Les projets d'entreprise sont généralement évalués sur la base de matrices standard telles que le retour sur investissement (ROI), le seuil de rentabilité et le capital investi. Mais alors que les organisations cherchent à tirer rapidement parti de la puissance des nouvelles technologies pour développer leurs activités, cette approche ne répond plus aux attentes. « Les initiatives numériques sont innovantes et bien qu'il soit justifié d'anticiper leur retour sur investissement, une approche inflexible des rendements spécifiques à chaque projet IT ne permettra pas à certaines idées audacieuses d'aboutir », juge Sushant Rabra, associé chez KPMG.
De plus, les entreprises sont aujourd'hui plus enclines à se concentrer sur des horizons à court terme, plutôt que sur des initiatives de grande envergure qui mettent des années à produire des résultats, observe Sunil Mehta, directeur informatique de la société de conseil en management BDO India. « Les entreprises ne veulent plus de plans à trois ou cinq ans. Elles sont passées à une planification à court terme, à 90, 180 ou 360 jours. Et elles ne veulent plus attendre le résultat d'un projet pour le compléter par la suite. Les organisations souhaitent désormais lancer des projets en parallèle plutôt que de manière séquentielle », tranche le DSI.

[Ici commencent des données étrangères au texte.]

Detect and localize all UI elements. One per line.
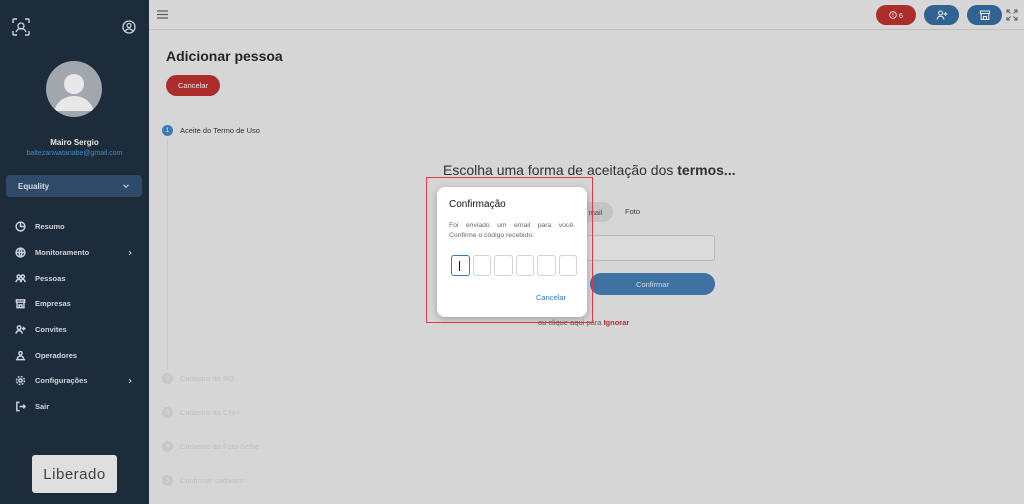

C'est ici qu'intervient l'approche par portefeuille, dans laquelle les différents projets IT sont gérés à la manière d'un portefeuille d'actions. « L'approche par portefeuille s'apparente à celle d'un individu qui investit différents montants dans différentes actions pour se constituer un portefeuille financier et qui s'attend ensuite à des rendements différents pour chacun de ces actifs sur une période donnée », explique Sushant Rabra de KPMG. Et d'étendre l'analogie aux responsables informatiques : « Dans une telle approche, un DSI répartira son capital d'investissement entre différentes initiatives numériques, en espérant une valeur différente pour chacune d'entre elles. Un ou deux projets pourraient rapporter 5 fois leur investissement, tandis que d'autres viseraient davantage des facteurs multiplicateurs entre 1 et 2. Cependant, tous ces projets apporteront une valeur ajoutée à l'entreprise et aux différentes parties prenantes. »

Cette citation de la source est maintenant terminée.